Sarah Friar: ChatGPT hits 700M weekly users and 5M enterprise seats as OpenAI scales toward AGI
Aug 7, 2025 with Sarah Fryer
Key Points
- ChatGPT reaches 700 million weekly active users with 85% outside the US, giving OpenAI a global footprint that tracks population density across India, Indonesia, Brazil, Vietnam, and the Philippines.
- OpenAI has signed 5 million enterprise seats in two and a half years by meeting security table stakes like SSO and HIPAA compliance, a pace CFO Sarah Friar calls extraordinary for the sector.
- OpenAI requires compute commitments two to three years ahead of capacity needs, intentionally sustaining losses in the near term and signaling the company will avoid optimizing for near-term free cash flow.
Summary
OpenAI CFO Sarah Friar used the GPT-5 launch on August 7, 2025 to publicly anchor several significant business metrics for the first time, signaling the company's growing comfort disclosing operational scale ahead of any eventual public market transaction.
ChatGPT now reaches 700 million weekly active users, with Friar projecting a further lift from the GPT-5 launch. Geographically, 85% of users are outside the United States, with usage tracking closely to global population density across India, Indonesia, Brazil, Vietnam, and the Philippines. That international skew is both a mission statement and a future revenue unlock.
Enterprise and Developer Traction
On the business side, OpenAI has accumulated 5 million enterprise seats across industries from banking to biotech, a figure Friar describes as seats at companies rather than individual company counts. That customer base was built in roughly two and a half years, a timeline she characterizes as extraordinary given the compliance and security table stakes enterprises demand, including SSO, HIPAA compliance, and reference case studies.
The developer ecosystem sits at 4 million builders on the API platform, spanning large companies like Grab through to early-stage Y Combinator startups. Friar frames this distribution as mission-critical, arguing OpenAI cannot deliver AGI to humanity without a functioning developer ecosystem.
Metrics Philosophy and Investor Framing
Friar pushes back on revenue as a primary operating metric, describing it as too lagging for an operator to rely on. Her preferred input metrics run from monthly to weekly to daily actives, with secondary signals including token throughput, API latency, and demand elasticity across price, performance, and uptime for the developer segment.
For investors, she is explicit that OpenAI should not be optimizing for free cash flow in the current period. Compute commitments must be made two to three years ahead of when capacity is needed, creating an intentional mismatch between current costs and future revenue that is likely to sustain losses for some period. She draws a direct analogy to the Mag Seven's earlier growth phases and argues the company's private status is a structural advantage in absorbing that investment cycle.
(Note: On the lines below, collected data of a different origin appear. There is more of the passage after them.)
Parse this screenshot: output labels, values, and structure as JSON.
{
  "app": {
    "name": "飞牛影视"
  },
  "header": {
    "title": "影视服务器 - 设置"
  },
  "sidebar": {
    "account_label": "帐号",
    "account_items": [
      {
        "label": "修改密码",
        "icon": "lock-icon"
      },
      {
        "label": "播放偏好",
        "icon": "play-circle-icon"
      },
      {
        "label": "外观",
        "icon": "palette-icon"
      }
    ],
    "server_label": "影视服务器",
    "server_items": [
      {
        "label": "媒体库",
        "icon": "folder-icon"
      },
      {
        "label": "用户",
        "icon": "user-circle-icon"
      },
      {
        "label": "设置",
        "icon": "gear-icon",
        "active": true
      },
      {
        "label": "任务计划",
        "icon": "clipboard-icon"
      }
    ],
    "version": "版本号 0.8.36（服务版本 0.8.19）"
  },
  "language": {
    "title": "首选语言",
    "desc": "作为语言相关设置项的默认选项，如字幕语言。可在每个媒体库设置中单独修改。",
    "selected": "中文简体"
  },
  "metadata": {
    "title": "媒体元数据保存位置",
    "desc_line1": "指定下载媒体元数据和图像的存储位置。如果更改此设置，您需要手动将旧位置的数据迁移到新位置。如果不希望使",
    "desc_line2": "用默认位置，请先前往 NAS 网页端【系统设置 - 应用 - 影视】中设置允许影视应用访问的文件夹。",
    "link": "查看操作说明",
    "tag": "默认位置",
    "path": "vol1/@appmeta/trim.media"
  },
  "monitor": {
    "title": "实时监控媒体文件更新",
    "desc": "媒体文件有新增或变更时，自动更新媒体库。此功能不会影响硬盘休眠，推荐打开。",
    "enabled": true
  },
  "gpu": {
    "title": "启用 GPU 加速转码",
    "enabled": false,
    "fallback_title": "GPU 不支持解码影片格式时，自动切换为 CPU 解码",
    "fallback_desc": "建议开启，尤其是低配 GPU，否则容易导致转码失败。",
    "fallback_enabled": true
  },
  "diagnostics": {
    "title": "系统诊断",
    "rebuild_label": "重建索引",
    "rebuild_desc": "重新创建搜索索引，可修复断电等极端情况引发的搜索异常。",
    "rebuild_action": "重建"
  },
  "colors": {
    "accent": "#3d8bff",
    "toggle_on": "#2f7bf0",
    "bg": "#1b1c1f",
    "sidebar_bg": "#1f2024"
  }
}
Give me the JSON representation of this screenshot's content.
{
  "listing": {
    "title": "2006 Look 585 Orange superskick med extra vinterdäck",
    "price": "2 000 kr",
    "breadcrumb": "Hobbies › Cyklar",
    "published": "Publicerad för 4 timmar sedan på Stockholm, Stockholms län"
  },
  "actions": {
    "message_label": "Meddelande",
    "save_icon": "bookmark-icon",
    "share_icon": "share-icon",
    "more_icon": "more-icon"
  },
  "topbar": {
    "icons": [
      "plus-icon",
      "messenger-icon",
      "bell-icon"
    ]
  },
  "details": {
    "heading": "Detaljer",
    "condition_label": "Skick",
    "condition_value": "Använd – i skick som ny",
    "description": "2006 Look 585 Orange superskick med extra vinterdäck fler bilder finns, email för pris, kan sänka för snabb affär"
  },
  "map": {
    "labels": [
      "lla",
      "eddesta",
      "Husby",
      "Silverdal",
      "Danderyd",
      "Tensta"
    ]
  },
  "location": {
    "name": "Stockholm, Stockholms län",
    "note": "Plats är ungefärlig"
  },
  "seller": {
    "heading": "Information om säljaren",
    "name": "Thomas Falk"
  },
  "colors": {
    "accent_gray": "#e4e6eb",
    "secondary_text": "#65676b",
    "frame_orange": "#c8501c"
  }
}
Capital Structure and Compute Strategy
The $40 billion SoftBank-led round closed recently and was described as massively oversubscribed. Friar acknowledges that pure equity fundraising is an expensive long-term strategy and signals OpenAI is moving toward a more diversified funding approach, including deeper commercial alignment with supply chain partners Microsoft, CoreWeave, Oracle, and Nvidia.
On compute infrastructure, Friar is explicit that small-scale data centers are not useful to OpenAI. She cites Oracle OCI's Abilene, Texas deployment as a model for what good partner behavior looks like, specifically the ability to scale a single footprint by 5x and connect multiple sites. The original Microsoft pre-training fabric, which she recalls as roughly 20 megawatts, now looks trivially small against current gigawatt-scale ambitions.
OpenAI is also increasingly transacting directly with sovereign governments. Recent announcements in Norway and the UK, plus Estonia's deployment of ChatGPT across its high schools, reflect what Friar calls a new category of customer she has not encountered in prior enterprise sales careers.
Federal Access and Open Source Positioning
The decision to offer ChatGPT to every US federal agency at $1 per year is framed as a strategic national asset play rather than a commercial one, with Friar declining to elaborate further on the economics.
On open source, Friar draws on her own history covering Red Hat as a Goldman Sachs research analyst, noting that the Linux ecosystem eventually required enterprise-grade support contracts and predictable maintenance cycles to scale commercially. She stops short of committing OpenAI to that model directly but leaves the door open, pointing to the company's second open source model release two days prior as the starting point for watching how the community develops.